Friday 12 November 2021

Reflecting on COP26

 A reflection at morning worship for the Community of Brendan the Navigator on Tuesday 9th November 2021

We’ve been hearing a cacophony of voices in the media about the UN COP26 climate negotiations in Glasgow, which continue this week. More or less vague promises of action in the future, often made by leaders whose word we do not trust. Diplomatic manoeuvres by states and multinationals determined not to be stuck with stranded assets. Competing commentaries, some spinning the success of the negotiations, others bewailing their failure. ‘Blah, blah, blah’, to quote Greta Thunberg. But what we all surely understand by now is that urgent, coordinated, global action is imperative to protect life on this beautiful living planet God has placed us on.

I suggest that the reading we have just heard from the Gospel of Mark (12:38-44) has much to teach us about how as Christians we should navigate our way through the verbiage.

Jesus warns his followers to ‘Beware of the scribes’. The scribes were lawyers, highly educated professionals, who enjoyed great privilege and status in Jewish society, as lawyers still do in ours. Yet many had a reputation for greed, for charging exorbitant fees for their services. For instance, as an executor of a will, their charges could sometimes consume the bulk of the estate. ‘They devour widows’ houses’, is the way Jesus puts it. But, he says, ‘They will receive the greater condemnation’. They will be damned.

The national and business leaders meeting at COP26 enjoy great privilege and status in our globalised world. Those who do not take effective action against climate change and the environmental crisis are the greedy scribes of today. We must beware of them. God will hold to account those who continue to exploit fossil fuels, who destroy forests and other natural habitats. They may seem invincible to us now, but their greed and false promises will be exposed. Future generations will damn their names.

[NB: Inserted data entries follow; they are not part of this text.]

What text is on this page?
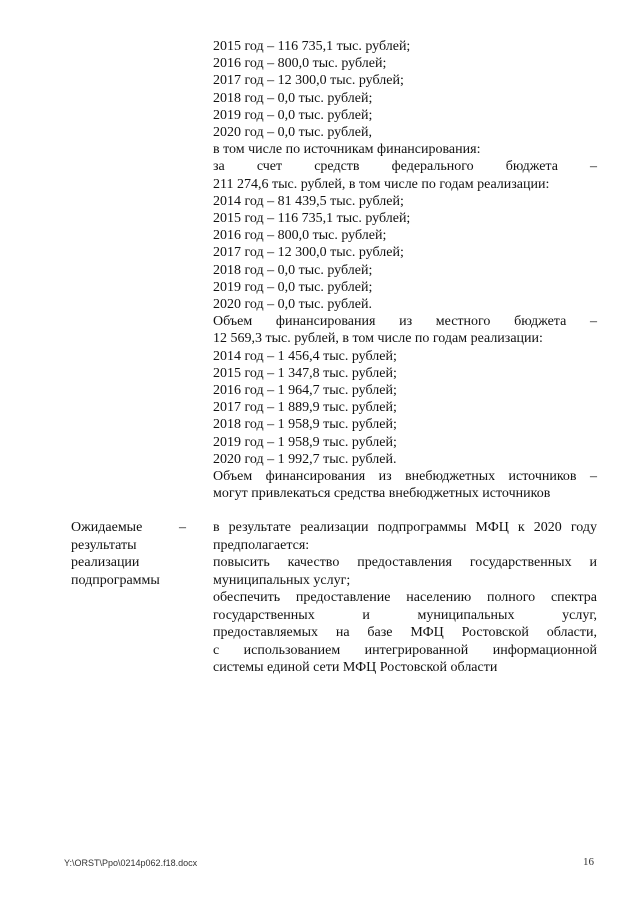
2015 год – 116 735,1 тыс. рублей;
2016 год – 800,0 тыс. рублей;
2017 год – 12 300,0 тыс. рублей;
2018 год – 0,0 тыс. рублей;
2019 год – 0,0 тыс. рублей;
2020 год – 0,0 тыс. рублей,
в том числе по источникам финансирования:
за счет средств федерального бюджета –
211 274,6 тыс. рублей, в том числе по годам реализации:
2014 год – 81 439,5 тыс. рублей;
2015 год – 116 735,1 тыс. рублей;
2016 год – 800,0 тыс. рублей;
2017 год – 12 300,0 тыс. рублей;
2018 год – 0,0 тыс. рублей;
2019 год – 0,0 тыс. рублей;
2020 год – 0,0 тыс. рублей.
Объем финансирования из местного бюджета –
12 569,3 тыс. рублей, в том числе по годам реализации:
2014 год – 1 456,4 тыс. рублей;
2015 год – 1 347,8 тыс. рублей;
2016 год – 1 964,7 тыс. рублей;
2017 год – 1 889,9 тыс. рублей;
2018 год – 1 958,9 тыс. рублей;
2019 год – 1 958,9 тыс. рублей;
2020 год – 1 992,7 тыс. рублей.
Объем финансирования из внебюджетных источников –
могут привлекаться средства внебюджетных источников
Ожидаемые
результаты
реализации
подпрограммы
– в результате реализации подпрограммы МФЦ к 2020 году
предполагается:
повысить качество предоставления государственных и
муниципальных услуг;
обеспечить предоставление населению полного спектра
государственных и муниципальных услуг,
предоставляемых на базе МФЦ Ростовской области,
с использованием интегрированной информационной
системы единой сети МФЦ Ростовской области
Y:\ORST\Ppo\0214p062.f18.docx	16
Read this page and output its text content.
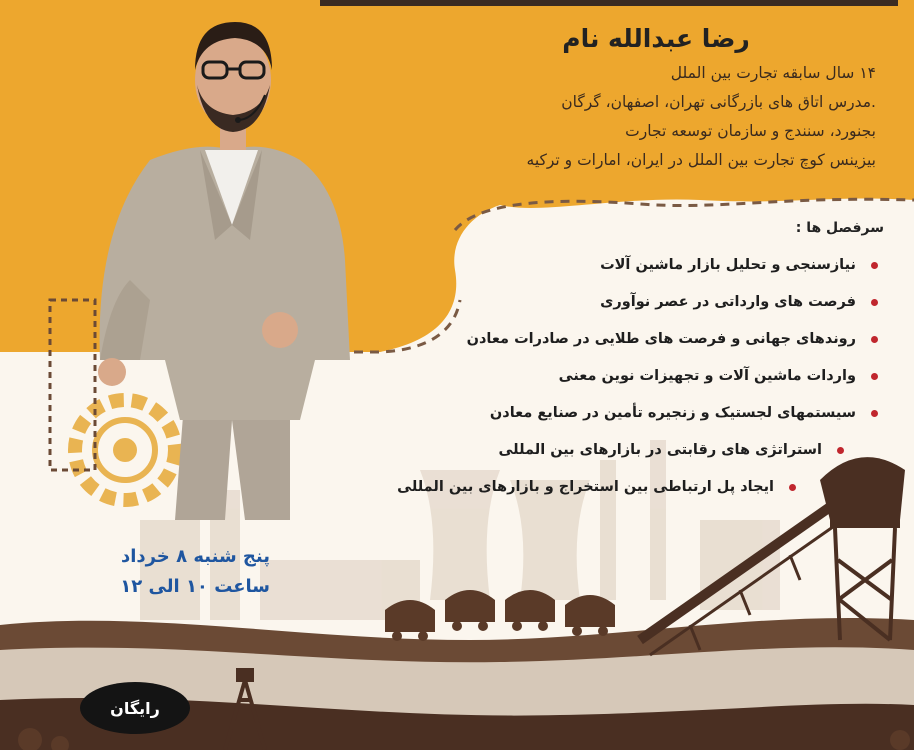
رضا عبدالله نام

۱۴ سال سابقه تجارت بین الملل

.مدرس اتاق های بازرگانی تهران، اصفهان، گرگان

بجنورد، سنندج و سازمان توسعه تجارت

بیزینس کوچ تجارت بین الملل در ایران، امارات و ترکیه

سرفصل ها :

نیازسنجی و تحلیل بازار ماشین آلات
فرصت های وارداتی در عصر نوآوری
روندهای جهانی و فرصت های طلایی در صادرات معادن
واردات ماشین آلات و تجهیزات نوین معنی
سیستمهای لجستیک و زنجیره تأمین در صنایع معادن
استراتژی های رقابتی در بازارهای بین المللی
ایجاد پل ارتباطی بین استخراج و بازارهای بین المللی
پنج شنبه ۸ خرداد
ساعت ۱۰ الی ۱۲
رایگان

If the results of COP26 prove to be weak, we may be tempted to despair. We may feel that there is nothing we can do in the face of massive carbon emissions and environmental damage. But we should learn from the action of the poor but generous widow. Jesus says to his disciples, ‘Truly I tell you, this poor widow has put in more than all those who are contributing to the treasury. For all of them have contributed out of their abundance; but she out of her poverty has put in everything she had, all she had to live on’. She is a model of faithful action by ordinary, modest, little people of the world.

If we allow despair to prevent us from taking even small actions, the catastrophic future we fear is what we, our children, and our children’s children will have to endure. We must ask ourselves what things, however small, each one of us can do to help avert disaster, or to support those already suffering from the environmental crisis. And we must act on the answers we find in our hearts.

We cannot know the results of our efforts, but as Christians we must strive to respond faithfully to the call to protect God’s planet. Our faithful God will respond to our faith. By his grace, others will be inspired to join with us, and that will inspire yet more to act. Positive change will begin to happen. It will grow and it will spread in a great wave of hope for a better future.

In the midst of COP26, and beyond it, we must be faithful, we need to be hopeful. We must pray for the success of COP26, and for leaders making difficult decisions in response to the climate emergency. And we must pray that the Holy Spirit will show each one of us what actions to take personally to care for God’s planet as we should.